A pro-Turkey and Muslim Brotherhood–aligned government in Libya would be a significant win for Turkish regional ambitions. It would signify a success for Turkey’s use of Islamist proxies in the region and provide legitimacy to Erdoğan’s ossifying authoritarian regime.

In reality, Turkey has neither the financial nor material capability to maintain itself as a regional power, despite the rhetoric funnelling out of the halls of Erdoğan’s Presidential palace. Greece, France and Israel are losing patience with Turkish bellicosity in the Eastern Mediterranean and are strategising to counter any Turkish moves in Libya. Erdoğan’s AKP is also tired and worn out, lacking vision in strategic policy and failing in its attempts to find solutions to the endemic social and economic ills at present in Turkey.

Turkey’s current foreign policy adventurism is intrinsically linked to domestic politics. Erdoğan’s tenuous alliance with ultra-nationalist factions within the Turkish state since the 15 July 2016 coup attempt has meant that Turkey’s foreign policy has taken on a more independent albeit Eurasianist strategic tilt. Turkey’s strategic outlook is now no longer about being the East-West bridge, but aimed towards becoming an active regional power in its immediate neighbourhood.
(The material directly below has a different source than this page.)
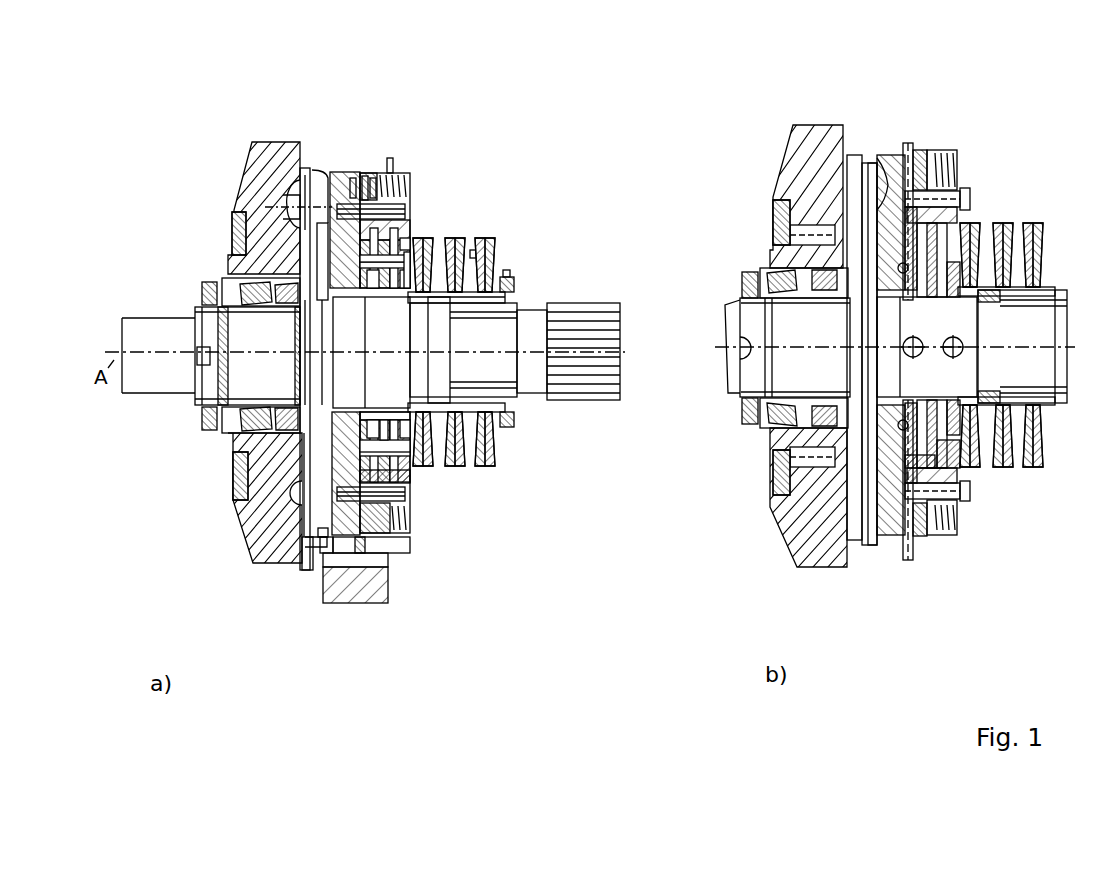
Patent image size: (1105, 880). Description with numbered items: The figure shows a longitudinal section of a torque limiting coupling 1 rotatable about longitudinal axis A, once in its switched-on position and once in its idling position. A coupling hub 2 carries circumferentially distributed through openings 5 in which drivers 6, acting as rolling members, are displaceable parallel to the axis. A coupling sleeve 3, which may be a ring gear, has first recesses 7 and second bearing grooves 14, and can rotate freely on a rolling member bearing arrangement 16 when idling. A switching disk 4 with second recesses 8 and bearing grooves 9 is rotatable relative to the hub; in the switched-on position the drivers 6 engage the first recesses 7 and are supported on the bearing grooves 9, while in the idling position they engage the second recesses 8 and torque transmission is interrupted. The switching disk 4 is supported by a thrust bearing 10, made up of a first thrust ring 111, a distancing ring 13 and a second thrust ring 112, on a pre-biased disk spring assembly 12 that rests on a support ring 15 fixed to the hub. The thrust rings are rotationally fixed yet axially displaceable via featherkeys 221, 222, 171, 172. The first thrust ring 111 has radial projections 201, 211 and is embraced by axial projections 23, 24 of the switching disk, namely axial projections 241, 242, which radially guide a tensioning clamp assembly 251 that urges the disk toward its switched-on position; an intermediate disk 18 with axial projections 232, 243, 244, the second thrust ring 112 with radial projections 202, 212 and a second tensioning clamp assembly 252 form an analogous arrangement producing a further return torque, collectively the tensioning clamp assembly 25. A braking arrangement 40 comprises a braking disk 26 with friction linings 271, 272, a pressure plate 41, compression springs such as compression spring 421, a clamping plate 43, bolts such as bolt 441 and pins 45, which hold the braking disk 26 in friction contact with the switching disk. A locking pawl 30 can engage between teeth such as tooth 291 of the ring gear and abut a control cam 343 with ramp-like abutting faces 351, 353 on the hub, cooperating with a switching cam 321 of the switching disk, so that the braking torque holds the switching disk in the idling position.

Turkish President Recep Tayyip Erdoğan (right) with Prime Minister of Libya Fayez al-Sarraj in Istanbul, 25 July 2020 (Mustafa Kamaci/Anadolu Agency via Getty Images)

The “Blue Home strategy” – which lays claim to a large naval zone in the Mediterranean between Libya and Greece – is symbolic of this strategic shift. Turkey has recently signed a controversial maritime agreement with the GNA that demarcates each country’s maritime borders to their respective Exclusive Economic Zones. Gas reserves found in the Eastern Mediterranean region near Cyprus could provide a much-needed source of income for Erdoğan as declining FDI and a spiralling Turkish lira damage his grip on power.

Turkish involvement in Libya is a useful distraction, given the economic crisis raging through Turkey, and compounded by government inaction to the coronavirus pandemic. Erdoğan needs to secure a win in Libya if he is to have any chance of staving off the growing domestic economic and social issues occurring in Turkey. Erdoğan’s strategy in Libya is about domestic legitimacy as much as it is about regional projection.

Turkey’s Syrian engagement hangs heavy over its actions in Libya and will be keeping the Palace awake at night. Erdoğan’s failure to overthrow the Assad regime and lack of strategic vision is one of the reasons it remains embedded there today and the same could happen in Libya.

Despite his hubris, Erdoğan’s foreign policy gamble in the Libyan conflict will not provide Turkey the strategic leverage in the Eastern Mediterranean it seeks and will undermine its regional power. Turkey remains isolated and with a growing impatience by actors internationally and domestically, Libya could be Erdoğan’s last chance to use foreign policy as a buffer for his lack of strategic vision both domestically and regionally.